Automatic symptoms identification from a massive volume of unstructured medical consultations using deep neural and BERT models

Hossam Faris; Mohammad Faris; Maria Habib; Alaa Alomari

doi:10.1016/j.heliyon.2022.e09683

Automatic symptoms identification from a massive volume of unstructured medical consultations using deep neural and BERT models

Heliyon. 2022 Jun 10;8(6):e09683. doi: 10.1016/j.heliyon.2022.e09683. eCollection 2022 Jun.

Authors

Hossam Faris^{1

2

3}, Mohammad Faris³, Maria Habib³, Alaa Alomari^{3

4}

Affiliations

¹ King Abdullah II School for Information Technology, The University of Jordan, 11942, Jordan.
² Research Centre for Information and Communications Technologies of the University of Granada (CITIC-UGR), University of Granada, Granada, Spain.
³ Altibbi1https://altibbi.com., Amman, Jordan.
⁴ School of Informatics and Telecommunications Engineering, University of Granada, Granada, Spain.

Abstract

Automatic symptom identification plays a crucial role in assisting doctors during the diagnosis process in Telemedicine.
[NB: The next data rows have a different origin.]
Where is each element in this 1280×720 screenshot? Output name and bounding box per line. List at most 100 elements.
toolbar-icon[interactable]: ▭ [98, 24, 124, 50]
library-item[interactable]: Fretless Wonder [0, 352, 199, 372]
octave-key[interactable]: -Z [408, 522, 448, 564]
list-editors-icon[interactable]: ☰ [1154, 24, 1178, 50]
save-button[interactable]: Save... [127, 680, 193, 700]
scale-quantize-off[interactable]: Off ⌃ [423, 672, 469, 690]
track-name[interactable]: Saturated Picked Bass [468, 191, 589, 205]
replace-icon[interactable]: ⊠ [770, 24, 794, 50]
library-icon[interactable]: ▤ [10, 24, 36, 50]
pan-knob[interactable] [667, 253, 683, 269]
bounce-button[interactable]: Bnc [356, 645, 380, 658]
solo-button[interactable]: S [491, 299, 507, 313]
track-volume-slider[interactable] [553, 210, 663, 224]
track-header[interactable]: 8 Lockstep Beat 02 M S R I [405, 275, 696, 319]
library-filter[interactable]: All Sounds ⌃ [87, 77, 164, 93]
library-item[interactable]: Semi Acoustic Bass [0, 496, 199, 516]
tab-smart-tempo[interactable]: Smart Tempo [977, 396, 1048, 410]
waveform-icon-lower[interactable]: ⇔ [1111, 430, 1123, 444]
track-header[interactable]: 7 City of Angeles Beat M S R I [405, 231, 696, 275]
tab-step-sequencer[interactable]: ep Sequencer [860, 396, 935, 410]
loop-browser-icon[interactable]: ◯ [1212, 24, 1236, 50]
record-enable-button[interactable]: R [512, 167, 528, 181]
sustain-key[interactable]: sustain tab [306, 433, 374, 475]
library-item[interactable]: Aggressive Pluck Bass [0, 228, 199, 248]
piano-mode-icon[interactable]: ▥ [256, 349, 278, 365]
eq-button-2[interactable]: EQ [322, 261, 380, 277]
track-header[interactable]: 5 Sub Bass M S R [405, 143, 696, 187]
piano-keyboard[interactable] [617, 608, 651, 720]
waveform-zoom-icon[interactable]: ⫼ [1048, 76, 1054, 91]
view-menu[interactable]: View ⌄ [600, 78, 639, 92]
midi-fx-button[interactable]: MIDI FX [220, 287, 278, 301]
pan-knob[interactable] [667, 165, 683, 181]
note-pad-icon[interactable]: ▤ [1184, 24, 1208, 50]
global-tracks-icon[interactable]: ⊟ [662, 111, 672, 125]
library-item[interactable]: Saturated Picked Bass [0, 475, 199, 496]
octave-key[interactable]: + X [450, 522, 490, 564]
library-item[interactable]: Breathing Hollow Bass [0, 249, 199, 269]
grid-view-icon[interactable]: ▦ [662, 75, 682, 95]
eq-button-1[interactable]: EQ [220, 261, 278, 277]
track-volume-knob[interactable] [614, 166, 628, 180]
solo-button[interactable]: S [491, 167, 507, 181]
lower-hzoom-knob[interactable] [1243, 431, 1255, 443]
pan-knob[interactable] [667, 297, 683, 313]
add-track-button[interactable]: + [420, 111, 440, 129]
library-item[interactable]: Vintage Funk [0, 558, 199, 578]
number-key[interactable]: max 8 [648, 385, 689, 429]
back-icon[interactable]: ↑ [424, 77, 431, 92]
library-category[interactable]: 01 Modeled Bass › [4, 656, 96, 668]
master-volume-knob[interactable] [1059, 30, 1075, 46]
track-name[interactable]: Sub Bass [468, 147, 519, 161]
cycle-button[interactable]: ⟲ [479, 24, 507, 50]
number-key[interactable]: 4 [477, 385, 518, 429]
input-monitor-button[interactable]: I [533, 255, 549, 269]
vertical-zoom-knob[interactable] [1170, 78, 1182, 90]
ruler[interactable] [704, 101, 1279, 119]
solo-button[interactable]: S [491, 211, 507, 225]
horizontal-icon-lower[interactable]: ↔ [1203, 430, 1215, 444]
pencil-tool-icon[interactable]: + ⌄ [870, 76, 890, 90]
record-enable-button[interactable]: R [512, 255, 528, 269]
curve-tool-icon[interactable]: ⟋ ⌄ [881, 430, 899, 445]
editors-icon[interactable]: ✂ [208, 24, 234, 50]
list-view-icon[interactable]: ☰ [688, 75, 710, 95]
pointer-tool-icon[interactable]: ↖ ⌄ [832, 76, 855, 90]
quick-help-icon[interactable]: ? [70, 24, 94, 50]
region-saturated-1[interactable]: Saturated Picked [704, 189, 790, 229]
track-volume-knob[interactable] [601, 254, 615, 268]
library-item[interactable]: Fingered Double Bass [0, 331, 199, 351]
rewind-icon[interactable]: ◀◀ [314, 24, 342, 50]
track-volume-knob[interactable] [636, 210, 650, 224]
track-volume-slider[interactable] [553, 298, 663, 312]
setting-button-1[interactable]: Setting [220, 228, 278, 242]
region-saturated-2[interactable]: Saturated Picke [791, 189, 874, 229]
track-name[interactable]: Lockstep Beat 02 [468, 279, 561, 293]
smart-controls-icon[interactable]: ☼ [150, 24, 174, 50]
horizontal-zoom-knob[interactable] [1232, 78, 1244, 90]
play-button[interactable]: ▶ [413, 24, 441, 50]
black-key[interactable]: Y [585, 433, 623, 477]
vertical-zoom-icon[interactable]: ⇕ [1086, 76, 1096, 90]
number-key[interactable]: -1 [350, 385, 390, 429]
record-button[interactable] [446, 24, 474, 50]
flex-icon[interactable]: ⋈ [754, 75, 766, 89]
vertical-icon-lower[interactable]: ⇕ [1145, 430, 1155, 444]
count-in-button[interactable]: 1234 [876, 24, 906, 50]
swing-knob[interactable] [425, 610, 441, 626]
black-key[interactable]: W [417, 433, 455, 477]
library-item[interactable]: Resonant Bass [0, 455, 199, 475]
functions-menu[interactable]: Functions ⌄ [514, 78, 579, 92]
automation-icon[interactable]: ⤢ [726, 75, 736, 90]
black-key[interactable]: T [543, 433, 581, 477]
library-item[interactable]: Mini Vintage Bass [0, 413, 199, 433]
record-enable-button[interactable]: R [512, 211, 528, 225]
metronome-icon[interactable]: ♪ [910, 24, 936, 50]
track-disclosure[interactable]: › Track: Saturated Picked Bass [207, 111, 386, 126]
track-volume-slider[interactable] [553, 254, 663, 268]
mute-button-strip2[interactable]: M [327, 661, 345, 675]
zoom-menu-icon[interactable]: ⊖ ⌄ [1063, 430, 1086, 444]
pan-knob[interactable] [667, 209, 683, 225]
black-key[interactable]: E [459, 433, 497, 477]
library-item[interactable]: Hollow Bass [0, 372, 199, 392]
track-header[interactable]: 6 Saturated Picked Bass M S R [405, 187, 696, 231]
In general, physicians spend considerable time on clinical documentation and symptom identification, which is unfeasible due to their full schedule. With text-based consultation services in telemedicine, the identification of symptoms from a user's consultation is a sophisticated process and time-consuming. Moreover, at Altibbi, which is an Arabic telemedicine platform and the context of this work, users consult doctors and describe their conditions in different Arabic dialects which makes the problem more complex and challenging. Therefore, in this work, an advanced deep learning approach is developed consultations with multi-dialects. The approach is formulated as a multi-label multi-class classification using features extracted based on AraBERT and fine-tuned on the bidirectional long short-term memory (BiLSTM) network. The Fine-tuning of BiLSTM relies on features engineered based on different variants of the bidirectional encoder representations from transformers (BERT). Evaluating the models based on precision, recall, and a customized hit rate showed a successful identification of symptoms from Arabic texts with promising accuracy. Hence, this paves the way toward deploying an automated symptom identification model in production at Altibbi which can help general practitioners in telemedicine in providing more efficient and accurate consultations.

Keywords: Deep learning; Machine learning; Multi-classification; Multi-label; Telemedicine.